Indeed, the Standard Model is rather too perfect. It seems to account for most of the basic parameters of matter and energy including three of the four fundamental forces: —electromagnetic and the weak nuclear (unified as electro-weak) and the strong nuclear interaction (which holds together the atomic nucleus). But it cannot explain gravity, dark matter or dark energy (thus leaveing out 95% of what we believe to be the universe). In trying to extend its reach – to achieve a grand unified theory to include gravity –- physicists have so far failed to find the new phenomenon that would hint at new physics in the form of supersymmetry or string theory. The Standard Model explains what it does so perfectly that those seeking to take it further cannot seem to find any of the discrepancies that might point the way to a Grand Unified Theory of Everything.
General Relativity, on the other hand, has been confirmed in every case. It provides a coherent theory of the universe as framed by spacetime and the speed of light. It does not explain the Big Bang or the menagerie of fundamental particles.
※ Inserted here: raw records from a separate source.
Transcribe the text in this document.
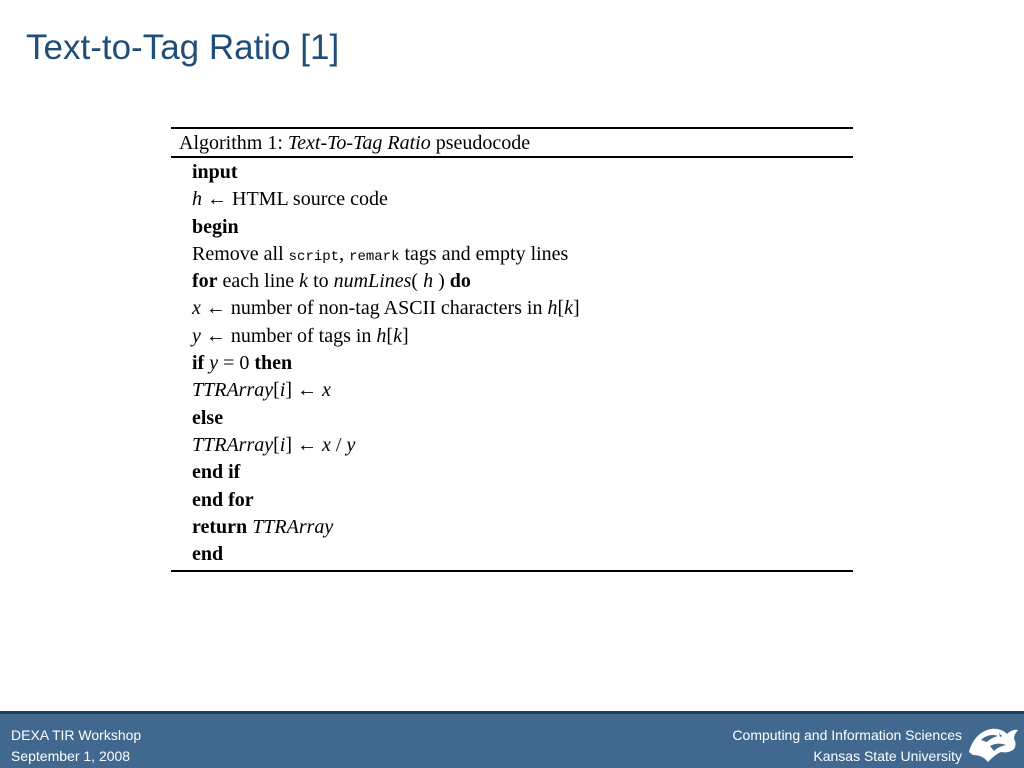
Text-to-Tag Ratio [1]
Algorithm 1: Text-To-Tag Ratio pseudocode
input
h ← HTML source code
begin
Remove all script, remark tags and empty lines
for each line k to numLines( h ) do
x ← number of non-tag ASCII characters in h[k]
y ← number of tags in h[k]
if y = 0 then
TTRArray[i] ← x
else
TTRArray[i] ← x / y
end if
end for
return TTRArray
end
DEXA TIR Workshop
September 1, 2008
Computing and Information Sciences
Kansas State University
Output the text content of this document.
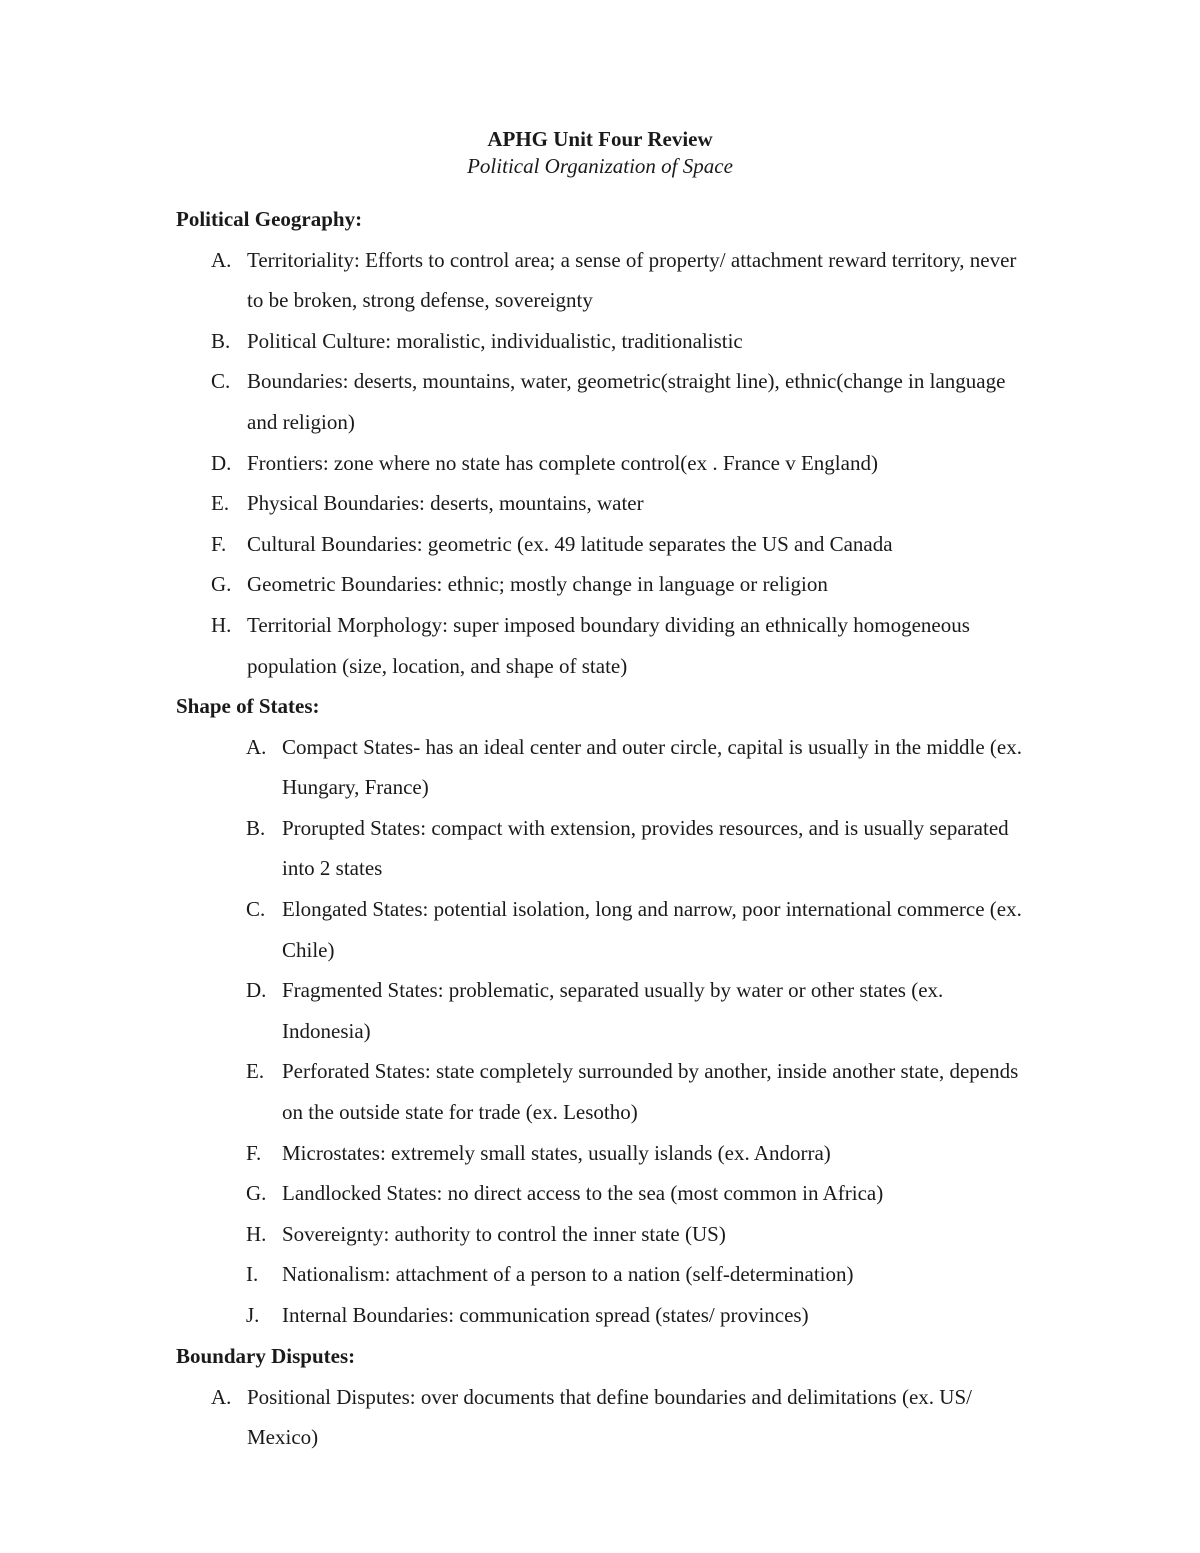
APHG Unit Four Review
Political Organization of Space
Political Geography:
A. Territoriality: Efforts to control area; a sense of property/ attachment reward territory, never to be broken, strong defense, sovereignty
B. Political Culture: moralistic, individualistic, traditionalistic
C. Boundaries: deserts, mountains, water, geometric(straight line), ethnic(change in language and religion)
D. Frontiers: zone where no state has complete control(ex . France v England)
E. Physical Boundaries: deserts, mountains, water
F. Cultural Boundaries: geometric (ex. 49 latitude separates the US and Canada
G. Geometric Boundaries: ethnic; mostly change in language or religion
H. Territorial Morphology: super imposed boundary dividing an ethnically homogeneous population (size, location, and shape of state)
Shape of States:
A. Compact States- has an ideal center and outer circle, capital is usually in the middle (ex. Hungary, France)
B. Prorupted States: compact with extension, provides resources, and is usually separated into 2 states
C. Elongated States: potential isolation, long and narrow, poor international commerce (ex. Chile)
D. Fragmented States: problematic, separated usually by water or other states (ex. Indonesia)
E. Perforated States: state completely surrounded by another, inside another state, depends on the outside state for trade (ex. Lesotho)
F. Microstates: extremely small states, usually islands (ex. Andorra)
G. Landlocked States: no direct access to the sea (most common in Africa)
H. Sovereignty: authority to control the inner state (US)
I. Nationalism: attachment of a person to a nation (self-determination)
J. Internal Boundaries: communication spread (states/ provinces)
Boundary Disputes:
A. Positional Disputes: over documents that define boundaries and delimitations (ex. US/ Mexico)
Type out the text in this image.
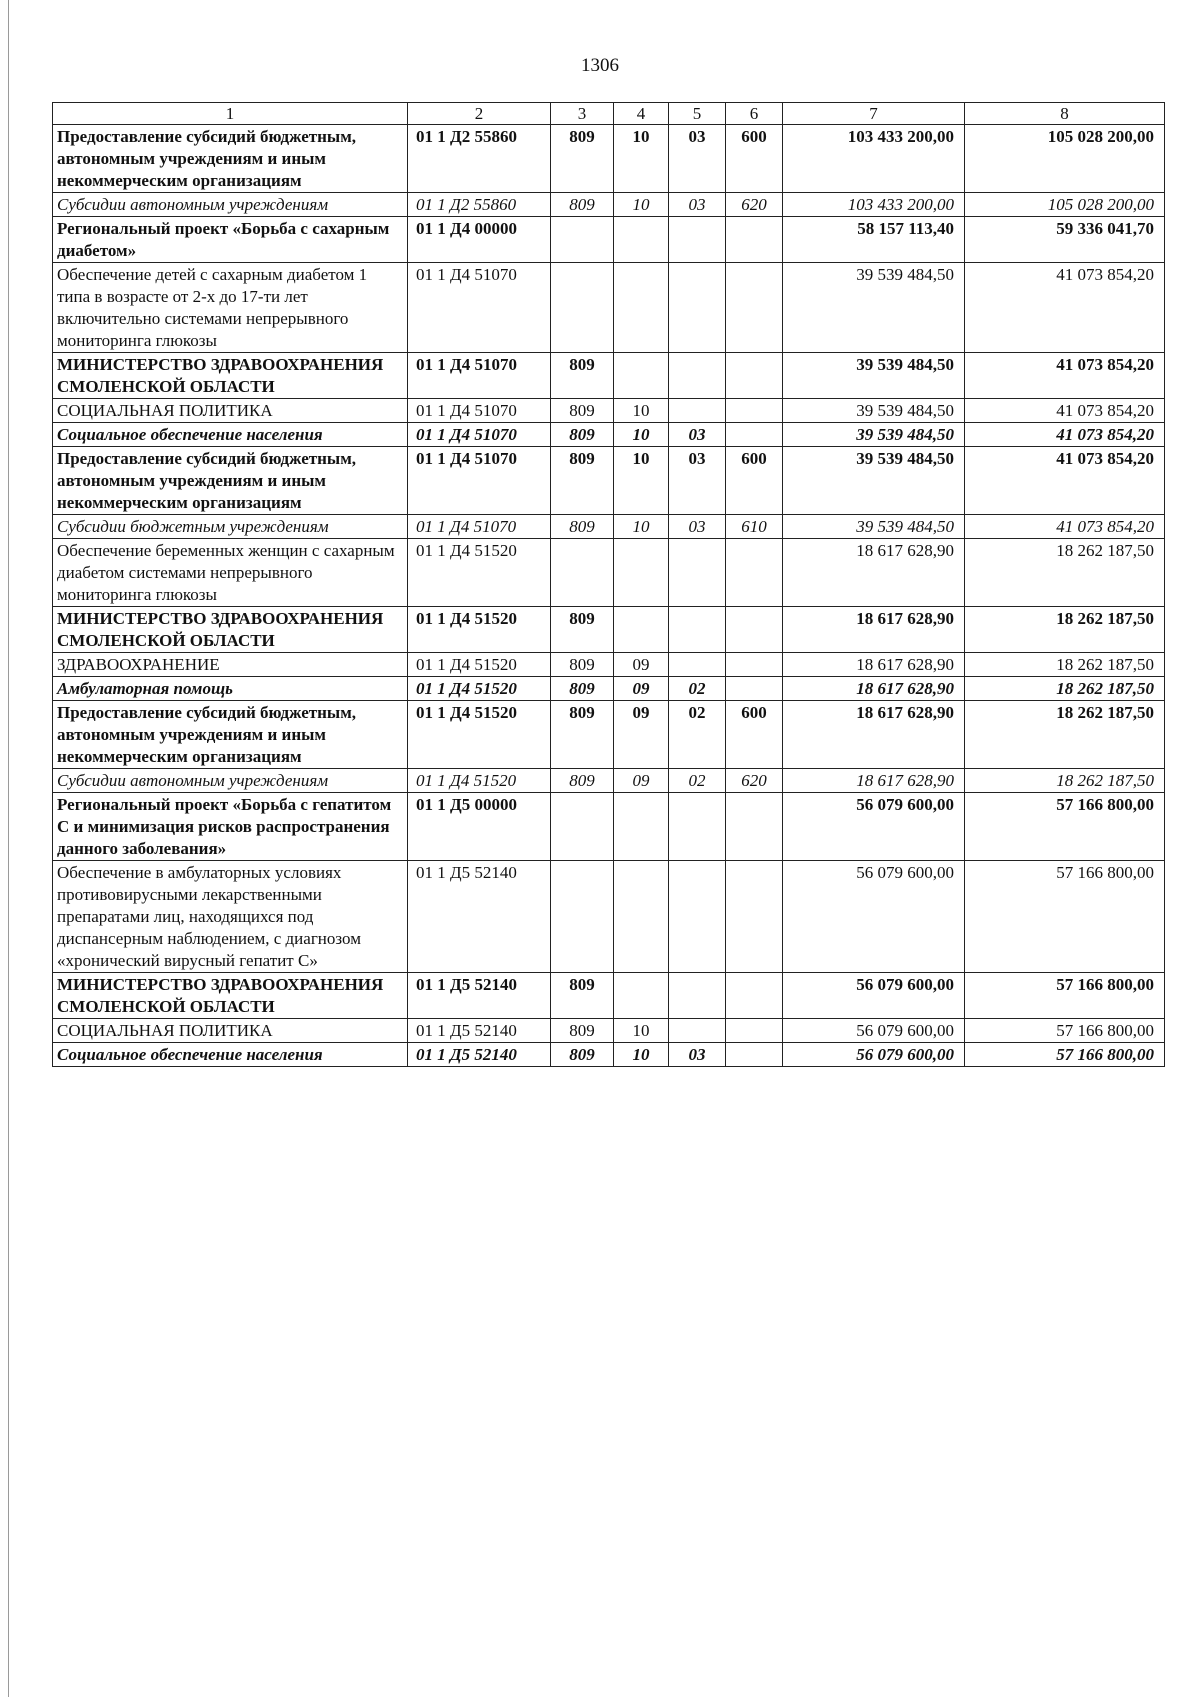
1306
1	2	3	4	5	6	7	8
Предоставление субсидий бюджетным, автономным учреждениям и иным некоммерческим организациям	01 1 Д2 55860	809	10	03	600	103 433 200,00	105 028 200,00
Субсидии автономным учреждениям	01 1 Д2 55860	809	10	03	620	103 433 200,00	105 028 200,00
Региональный проект «Борьба с сахарным диабетом»	01 1 Д4 00000					58 157 113,40	59 336 041,70
Обеспечение детей с сахарным диабетом 1 типа в возрасте от 2-х до 17-ти лет включительно системами непрерывного мониторинга глюкозы	01 1 Д4 51070					39 539 484,50	41 073 854,20
МИНИСТЕРСТВО ЗДРАВООХРАНЕНИЯ СМОЛЕНСКОЙ ОБЛАСТИ	01 1 Д4 51070	809				39 539 484,50	41 073 854,20
СОЦИАЛЬНАЯ ПОЛИТИКА	01 1 Д4 51070	809	10			39 539 484,50	41 073 854,20
Социальное обеспечение населения	01 1 Д4 51070	809	10	03		39 539 484,50	41 073 854,20
Предоставление субсидий бюджетным, автономным учреждениям и иным некоммерческим организациям	01 1 Д4 51070	809	10	03	600	39 539 484,50	41 073 854,20
Субсидии бюджетным учреждениям	01 1 Д4 51070	809	10	03	610	39 539 484,50	41 073 854,20
Обеспечение беременных женщин с сахарным диабетом системами непрерывного мониторинга глюкозы	01 1 Д4 51520					18 617 628,90	18 262 187,50
МИНИСТЕРСТВО ЗДРАВООХРАНЕНИЯ СМОЛЕНСКОЙ ОБЛАСТИ	01 1 Д4 51520	809				18 617 628,90	18 262 187,50
ЗДРАВООХРАНЕНИЕ	01 1 Д4 51520	809	09			18 617 628,90	18 262 187,50
Амбулаторная помощь	01 1 Д4 51520	809	09	02		18 617 628,90	18 262 187,50
Предоставление субсидий бюджетным, автономным учреждениям и иным некоммерческим организациям	01 1 Д4 51520	809	09	02	600	18 617 628,90	18 262 187,50
Субсидии автономным учреждениям	01 1 Д4 51520	809	09	02	620	18 617 628,90	18 262 187,50
Региональный проект «Борьба с гепатитом С и минимизация рисков распространения данного заболевания»	01 1 Д5 00000					56 079 600,00	57 166 800,00
Обеспечение в амбулаторных условиях противовирусными лекарственными препаратами лиц, находящихся под диспансерным наблюдением, с диагнозом «хронический вирусный гепатит С»	01 1 Д5 52140					56 079 600,00	57 166 800,00
МИНИСТЕРСТВО ЗДРАВООХРАНЕНИЯ СМОЛЕНСКОЙ ОБЛАСТИ	01 1 Д5 52140	809				56 079 600,00	57 166 800,00
СОЦИАЛЬНАЯ ПОЛИТИКА	01 1 Д5 52140	809	10			56 079 600,00	57 166 800,00
Социальное обеспечение населения	01 1 Д5 52140	809	10	03		56 079 600,00	57 166 800,00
Rather, General Relativity describes how mass interacts with space and across time. Mass deforms spacetime and matter and energy – including gravity waves – travel in straight lines along the bends. Einstein's famous equation – the E=MC2 of Special Relativity – does not explain why mass and energy are interchangeable but provides a way to measure the transformation of one into the other within the limitation imposed by the speed of light (which cannot be exceeded).
Relativity is in essence a top-down theory. It begins with Einstein's grand view of the very nature of spacetime, the basic fabric of the universe. Quantum physics is more bottoms-up, seeking to discover the basic pieces of reality. Relativity is a complete and verified theory within its defined area. The Standard Model of quantum physics is incomplete within its domain. It may be that relativity is somehow the more fruitful way to think about the universe. For Einstein, gravity is not a force, as it was for Newton, but an artifact of mass bending spacetime. Quantum physics again treats gravity as a force and seeks to find its particle, the “graviton.” But what considerations may be drawn from looking at quantum physics in light of relativity, instead of trying to extend it to account for gravity? The key may lie in pondering more deeply mass, light and the role of the observer.